Compare the size of machine codes of RISC and CISC processors.

Size of machine code is fixed in RISC processor. In many RISC processor, the length of machine code is 32 bits. It means any instruction when converted into binary format, 32 bits are used. For CISC, the length of instruction varies from 1 byte to 8/10 bytes since it support complex instructions and different types of memory addressing modes.

Calculate the speed up factor of a pipeline architecture compared to a conventional architecture. Consider a program containing 1000 instructions. Both the processors use 1MHz clock.

Clock period = 1 micro second

To process 1000 instruction on a 5-stage pipeline processor, total number of clock cycles required: 5 + (1000-1)x1 = 1004 clock cycles.

Runtime (pipeline architecture) = 1004 x 1 microseconds = 1004 microseconds

To process 1000 instruction on a conventional processor, total number of clock cycles required:  $1000 \times 5 = 5000$  clock cycles.

Runtime (conventional architecture) = 5000 x 1 microseconds = 5000 microseconds

Speedup factor = run time of conventional architecture/ Runtime (pipeline architecture)

= 5000/1004

= 5 (approximately)

So a 5-stage pipeline architecture runs a program 5 times faster compared to a conventional architecture.
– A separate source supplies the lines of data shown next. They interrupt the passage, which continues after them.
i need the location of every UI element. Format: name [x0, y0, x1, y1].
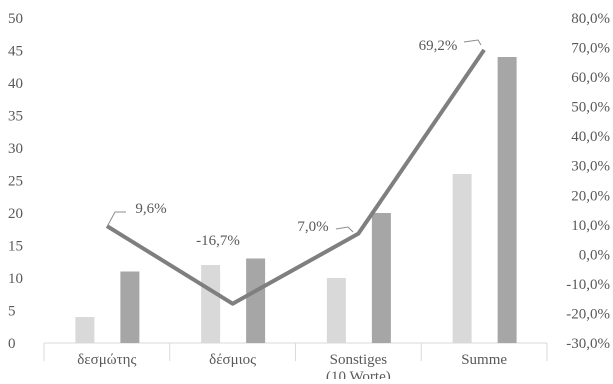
left-axis-tick-label: 5 [8, 304, 16, 320]
bar [452, 174, 472, 343]
bar [371, 213, 391, 343]
data-label-leader-line [335, 226, 354, 233]
line-data-label: 69,2% [419, 38, 458, 54]
left-axis-tick-label: 15 [8, 239, 23, 255]
bar [201, 265, 221, 343]
line-series-path [105, 48, 486, 306]
bar [120, 271, 140, 343]
left-axis-tick-label: 10 [8, 271, 23, 287]
right-axis-tick-label: 80,0% [571, 11, 610, 27]
right-axis-tick-label: 60,0% [571, 70, 610, 86]
right-axis-tick-label: -30,0% [566, 336, 610, 352]
bar [246, 258, 266, 343]
right-axis-tick-label: 20,0% [571, 188, 610, 204]
line-data-label: 7,0% [297, 219, 328, 235]
line-data-label: 9,6% [135, 201, 166, 217]
left-axis-tick-label: 35 [8, 109, 23, 125]
right-axis-tick-label: -20,0% [566, 306, 610, 322]
x-axis-category-label: (10 Worte) [326, 369, 391, 379]
bar [326, 278, 346, 343]
right-axis-tick-label: -10,0% [566, 277, 610, 293]
data-label-leader-line [107, 211, 126, 226]
right-axis-tick-label: 70,0% [571, 41, 610, 57]
right-axis-tick-label: 0,0% [579, 247, 610, 263]
x-axis-category-label: Sonstiges [330, 352, 388, 368]
right-axis-tick-label: 50,0% [571, 100, 610, 116]
data-label-leader-line [463, 39, 482, 46]
left-axis-tick-label: 45 [8, 44, 23, 60]
bars [75, 57, 517, 343]
right-axis-tick-label: 10,0% [571, 218, 610, 234]
x-axis-category-label: δεσμώτης [77, 352, 136, 368]
right-axis-tick-label: 30,0% [571, 159, 610, 175]
x-axis-category-label: Summe [461, 352, 507, 368]
left-axis-tick-label: 50 [8, 11, 23, 27]
data-labels: 9,6% -16,7% 7,0% 69,2% [107, 38, 482, 249]
left-axis-tick-label: 25 [8, 174, 23, 190]
x-axis-category-label: δέσμιος [209, 352, 256, 368]
bar [497, 57, 517, 343]
tick-labels: 0 5 10 15 20 25 30 35 40 45 50 -30,0% -20,0% -10,0% 0,… [8, 11, 610, 384]
left-axis-tick-label: 20 [8, 206, 23, 222]
left-axis-tick-label: 40 [8, 76, 23, 92]
left-axis-tick-label: 0 [8, 336, 16, 352]
line-series [105, 48, 486, 306]
right-axis-tick-label: 40,0% [571, 129, 610, 145]
line-data-label: -16,7% [196, 233, 240, 249]
bar [75, 317, 95, 343]
left-axis-tick-label: 30 [8, 141, 23, 157]
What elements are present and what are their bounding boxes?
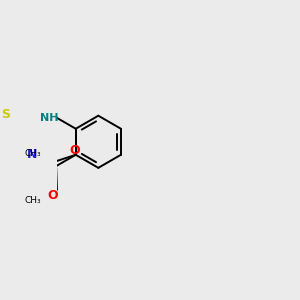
Text: CH₃: CH₃ bbox=[24, 196, 41, 205]
Text: S: S bbox=[1, 108, 10, 121]
Text: CH₃: CH₃ bbox=[24, 149, 41, 158]
Text: N: N bbox=[27, 148, 37, 161]
Text: O: O bbox=[69, 143, 80, 157]
Text: NH: NH bbox=[40, 113, 58, 123]
Text: O: O bbox=[48, 189, 58, 202]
For a k-stage pipeline architecture, the ideal speedup will be k.

List the factors that decide the speed up factor of a pipeline architecture.

The following factors decide the speed up factor of a pipeline architecture:
The number of pipeline stages.
Whether the instructions are independent or dependent on other instructions in a program.
Whether there is any resource conflicts in the pipeline architecture.
Number/percentage of branch instructions.
The design of compiler
Which of the following design consideration is better
Increasing the number of pipeline stages without reducing clock period
Reducing the clock period without increasing pipeline stages
How many instructions a pipeline processor can process at the first clock cycle?
The CPU can process only one instruction at clock cycle-1.
How many instructions a pipeline processor can process when it is full?

For a 5-stage pipeline architecture, CPU can process 5 instructions when pipeline if full.